Vandal Hearts II's character-development system is limited when compared with that of the original, keeping things nicely framed and manageable. Unlike Final Fantasy Tactics' sprawling and unfocused job system, you can customize your characters with the game's wide assortment of weapons. Each weapon has one or more spells or abilities locked inside it. While initially inactive, a spell opens up after you've carried it in battle for several turns. Once a spell has been unlocked, it can be transferred to another weapon of the same type, making it beneficial to you to have characters that specialize in one type of weapon. While it is a little frustrating that you must stomp around the battlefield for a while to activate a weapon's abilities, you can enter any battlefield from the overworld map at any time to quickly enable whatever new spells your party may have before it fights any story-critical battles.
Vandal Hearts II's visuals are just above average. The battlefield graphics are a few notches below Final Fantasy Tactics', but the battlefields themselves are much larger, making this an acceptable sacrifice. However, the squatty sprite-based characters that frolic on the maps are poorly animated and drawn. Worse still are the character portraits, all of which have awkward facial expressions and eight-bit-quality color depth.

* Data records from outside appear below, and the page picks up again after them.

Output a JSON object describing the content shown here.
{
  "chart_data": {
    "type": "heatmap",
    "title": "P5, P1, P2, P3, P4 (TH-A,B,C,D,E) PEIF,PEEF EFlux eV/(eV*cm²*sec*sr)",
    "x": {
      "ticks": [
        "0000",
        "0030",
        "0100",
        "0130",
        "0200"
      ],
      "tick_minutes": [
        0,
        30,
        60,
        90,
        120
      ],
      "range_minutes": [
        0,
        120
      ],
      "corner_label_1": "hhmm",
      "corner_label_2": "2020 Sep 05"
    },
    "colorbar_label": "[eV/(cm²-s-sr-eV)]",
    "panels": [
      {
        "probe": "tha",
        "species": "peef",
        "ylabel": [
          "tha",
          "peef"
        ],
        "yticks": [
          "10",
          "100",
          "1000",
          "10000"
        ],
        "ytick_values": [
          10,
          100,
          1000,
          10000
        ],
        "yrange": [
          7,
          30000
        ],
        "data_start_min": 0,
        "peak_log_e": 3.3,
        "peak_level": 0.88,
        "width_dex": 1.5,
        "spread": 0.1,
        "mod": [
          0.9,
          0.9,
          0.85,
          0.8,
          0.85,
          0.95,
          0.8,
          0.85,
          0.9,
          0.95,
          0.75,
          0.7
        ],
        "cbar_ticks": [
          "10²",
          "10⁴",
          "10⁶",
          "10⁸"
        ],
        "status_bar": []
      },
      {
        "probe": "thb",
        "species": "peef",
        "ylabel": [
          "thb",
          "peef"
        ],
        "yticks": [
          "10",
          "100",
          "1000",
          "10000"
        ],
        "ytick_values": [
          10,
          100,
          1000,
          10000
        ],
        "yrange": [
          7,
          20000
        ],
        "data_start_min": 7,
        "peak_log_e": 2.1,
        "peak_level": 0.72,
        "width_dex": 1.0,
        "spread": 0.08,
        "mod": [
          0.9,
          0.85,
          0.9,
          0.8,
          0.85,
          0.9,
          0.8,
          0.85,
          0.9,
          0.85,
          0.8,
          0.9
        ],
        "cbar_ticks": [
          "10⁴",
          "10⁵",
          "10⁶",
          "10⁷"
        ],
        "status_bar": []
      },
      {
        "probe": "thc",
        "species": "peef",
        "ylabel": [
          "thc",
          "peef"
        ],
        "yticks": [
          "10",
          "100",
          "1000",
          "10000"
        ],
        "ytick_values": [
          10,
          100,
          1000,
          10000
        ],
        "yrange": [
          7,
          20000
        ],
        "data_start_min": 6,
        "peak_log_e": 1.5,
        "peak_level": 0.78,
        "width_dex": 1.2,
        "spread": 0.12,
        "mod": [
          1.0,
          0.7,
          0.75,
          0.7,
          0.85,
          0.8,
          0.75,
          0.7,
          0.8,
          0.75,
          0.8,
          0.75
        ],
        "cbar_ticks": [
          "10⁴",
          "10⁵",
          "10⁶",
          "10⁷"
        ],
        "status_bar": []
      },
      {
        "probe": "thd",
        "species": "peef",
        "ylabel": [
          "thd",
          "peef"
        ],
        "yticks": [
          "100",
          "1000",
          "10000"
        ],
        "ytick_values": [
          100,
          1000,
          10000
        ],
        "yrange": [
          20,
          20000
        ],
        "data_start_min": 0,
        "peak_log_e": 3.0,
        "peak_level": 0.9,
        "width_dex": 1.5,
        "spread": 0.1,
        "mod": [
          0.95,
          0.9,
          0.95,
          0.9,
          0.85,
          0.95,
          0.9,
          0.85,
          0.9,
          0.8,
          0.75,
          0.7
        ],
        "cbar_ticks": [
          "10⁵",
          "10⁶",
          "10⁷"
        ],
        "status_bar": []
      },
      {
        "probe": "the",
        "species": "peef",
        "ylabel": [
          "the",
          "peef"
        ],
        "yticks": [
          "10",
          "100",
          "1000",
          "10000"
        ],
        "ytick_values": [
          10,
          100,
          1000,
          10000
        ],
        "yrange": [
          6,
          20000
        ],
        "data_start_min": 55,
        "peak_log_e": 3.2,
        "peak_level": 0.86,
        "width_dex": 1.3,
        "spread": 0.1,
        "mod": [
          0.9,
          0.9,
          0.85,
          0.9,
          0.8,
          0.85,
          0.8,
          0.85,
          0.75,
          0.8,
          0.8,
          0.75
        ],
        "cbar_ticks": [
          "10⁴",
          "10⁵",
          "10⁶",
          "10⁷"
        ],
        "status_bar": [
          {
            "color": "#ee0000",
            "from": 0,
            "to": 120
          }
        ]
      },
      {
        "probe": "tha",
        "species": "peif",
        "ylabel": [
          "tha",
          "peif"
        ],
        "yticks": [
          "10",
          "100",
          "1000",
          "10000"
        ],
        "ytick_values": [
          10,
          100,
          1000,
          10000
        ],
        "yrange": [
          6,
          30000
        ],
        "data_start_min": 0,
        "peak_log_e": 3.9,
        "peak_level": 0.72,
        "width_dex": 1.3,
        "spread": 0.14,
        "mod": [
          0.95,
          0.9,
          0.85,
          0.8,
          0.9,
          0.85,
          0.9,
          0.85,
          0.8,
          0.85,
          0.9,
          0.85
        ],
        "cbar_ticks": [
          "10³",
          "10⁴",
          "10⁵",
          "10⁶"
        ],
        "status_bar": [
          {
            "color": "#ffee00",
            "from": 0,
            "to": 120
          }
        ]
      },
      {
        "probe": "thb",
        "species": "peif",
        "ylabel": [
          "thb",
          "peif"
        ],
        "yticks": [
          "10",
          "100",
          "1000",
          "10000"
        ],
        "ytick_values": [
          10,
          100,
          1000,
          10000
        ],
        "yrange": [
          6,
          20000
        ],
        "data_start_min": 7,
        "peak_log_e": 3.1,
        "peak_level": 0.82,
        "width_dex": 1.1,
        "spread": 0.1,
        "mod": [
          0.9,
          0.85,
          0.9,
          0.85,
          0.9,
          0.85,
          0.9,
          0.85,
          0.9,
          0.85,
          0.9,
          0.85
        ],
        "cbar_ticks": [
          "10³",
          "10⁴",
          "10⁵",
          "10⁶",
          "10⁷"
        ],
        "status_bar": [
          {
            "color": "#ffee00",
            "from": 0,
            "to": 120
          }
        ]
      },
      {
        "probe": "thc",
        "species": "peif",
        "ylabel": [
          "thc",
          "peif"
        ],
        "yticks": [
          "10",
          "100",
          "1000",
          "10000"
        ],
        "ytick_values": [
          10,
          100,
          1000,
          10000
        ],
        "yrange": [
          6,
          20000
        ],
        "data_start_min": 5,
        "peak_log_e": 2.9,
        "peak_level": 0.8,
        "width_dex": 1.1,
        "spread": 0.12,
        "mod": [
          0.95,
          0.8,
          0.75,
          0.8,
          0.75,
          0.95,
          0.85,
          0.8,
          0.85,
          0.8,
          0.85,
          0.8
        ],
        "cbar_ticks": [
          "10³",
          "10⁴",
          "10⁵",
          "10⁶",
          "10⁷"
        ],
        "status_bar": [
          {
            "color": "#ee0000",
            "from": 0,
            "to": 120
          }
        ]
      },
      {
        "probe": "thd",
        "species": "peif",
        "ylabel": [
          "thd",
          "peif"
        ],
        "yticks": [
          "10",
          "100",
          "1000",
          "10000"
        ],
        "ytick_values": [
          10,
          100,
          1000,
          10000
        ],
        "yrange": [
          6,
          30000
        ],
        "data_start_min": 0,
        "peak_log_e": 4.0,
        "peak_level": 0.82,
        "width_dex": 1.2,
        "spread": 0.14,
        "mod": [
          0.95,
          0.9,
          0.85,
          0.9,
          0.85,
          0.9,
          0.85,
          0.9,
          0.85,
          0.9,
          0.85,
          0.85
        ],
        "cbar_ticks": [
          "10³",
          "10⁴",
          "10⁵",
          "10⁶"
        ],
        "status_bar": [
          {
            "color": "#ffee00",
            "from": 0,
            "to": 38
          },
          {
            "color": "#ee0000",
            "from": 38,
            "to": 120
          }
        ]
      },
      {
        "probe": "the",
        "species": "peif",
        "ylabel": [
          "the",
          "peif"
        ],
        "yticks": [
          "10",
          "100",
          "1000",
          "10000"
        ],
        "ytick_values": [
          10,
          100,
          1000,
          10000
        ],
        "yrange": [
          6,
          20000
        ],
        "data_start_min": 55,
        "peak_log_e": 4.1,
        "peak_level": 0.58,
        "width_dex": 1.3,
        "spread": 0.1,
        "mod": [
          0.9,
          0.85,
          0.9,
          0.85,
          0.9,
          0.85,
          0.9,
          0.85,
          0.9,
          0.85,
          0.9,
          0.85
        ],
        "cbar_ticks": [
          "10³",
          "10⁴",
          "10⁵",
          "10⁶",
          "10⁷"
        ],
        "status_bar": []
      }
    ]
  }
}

The orchestral soundtrack, however, is grandiose and epic, helping greatly to enhance the mood where the graphics don't.
While Vandal Hearts II lacks the grand feel of Final Fantasy Tactics, it is a solid and rewarding strategy-RPG. It has flaws of its own, but it doesn't fall into the pitfalls that frustrated many of Final Fantasy Tactics' players, making it well suited for both veterans and newcomers to the genre.